I see where you are going but I’m not sure that would work in all cases. For instance, if you use the EF Core delete behaviour of the thing you deleted is set to ClientCascadeDelete then all the dependants will also marked as Deleted too. That means that the dependant classes will also be soft deleted, which isn’t what you expected to happen with a single SoftDelete version.

AlexandreJobin
AlexandreJobin
10 days ago
Reply to  Jon P Smith

I don’t understand why you say that this is not what you expected to happen to the dependant classes when you soft delete the parent. If the Company and Quote entities are marked with ISoftDelete and they are configured with ClientCascadeDelete, then you want that dependant classes to be soft deleted right?

Jon P Smith
1 month ago
Reply to  AlexandreJobin

In the normal, single soft delete you normally soft delete one row. If you soft delete other dependent rows then how do you get them back? Resetting the original row’s soft delete flag won’t get the other dependent rows back.

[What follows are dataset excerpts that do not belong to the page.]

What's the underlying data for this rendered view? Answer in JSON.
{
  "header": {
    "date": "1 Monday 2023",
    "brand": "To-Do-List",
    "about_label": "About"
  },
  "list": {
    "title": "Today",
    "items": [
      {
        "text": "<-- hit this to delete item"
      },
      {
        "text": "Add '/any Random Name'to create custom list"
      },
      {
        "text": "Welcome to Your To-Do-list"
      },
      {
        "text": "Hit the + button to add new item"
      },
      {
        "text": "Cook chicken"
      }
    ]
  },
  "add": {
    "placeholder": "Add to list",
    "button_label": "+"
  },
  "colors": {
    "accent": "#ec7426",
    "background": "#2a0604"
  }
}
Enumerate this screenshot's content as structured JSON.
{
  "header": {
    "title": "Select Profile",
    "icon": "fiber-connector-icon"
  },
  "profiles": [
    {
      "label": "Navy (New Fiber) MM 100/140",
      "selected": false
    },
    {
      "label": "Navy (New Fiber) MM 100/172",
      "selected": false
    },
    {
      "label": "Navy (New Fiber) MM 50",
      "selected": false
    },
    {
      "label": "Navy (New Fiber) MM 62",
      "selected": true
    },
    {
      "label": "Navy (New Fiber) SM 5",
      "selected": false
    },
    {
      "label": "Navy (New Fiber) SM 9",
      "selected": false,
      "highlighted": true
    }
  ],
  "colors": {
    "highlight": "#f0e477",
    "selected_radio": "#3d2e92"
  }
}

Also I discuss a cascade soft delete approach in this article. When I started to implement this I found some issues around returning an entity with relationships back to the same state. There are quite a few rules you need to implement to cascade soft delete.

Your approach works in many cases and it might be find in your application but there are some (small?) issues that can catch you out.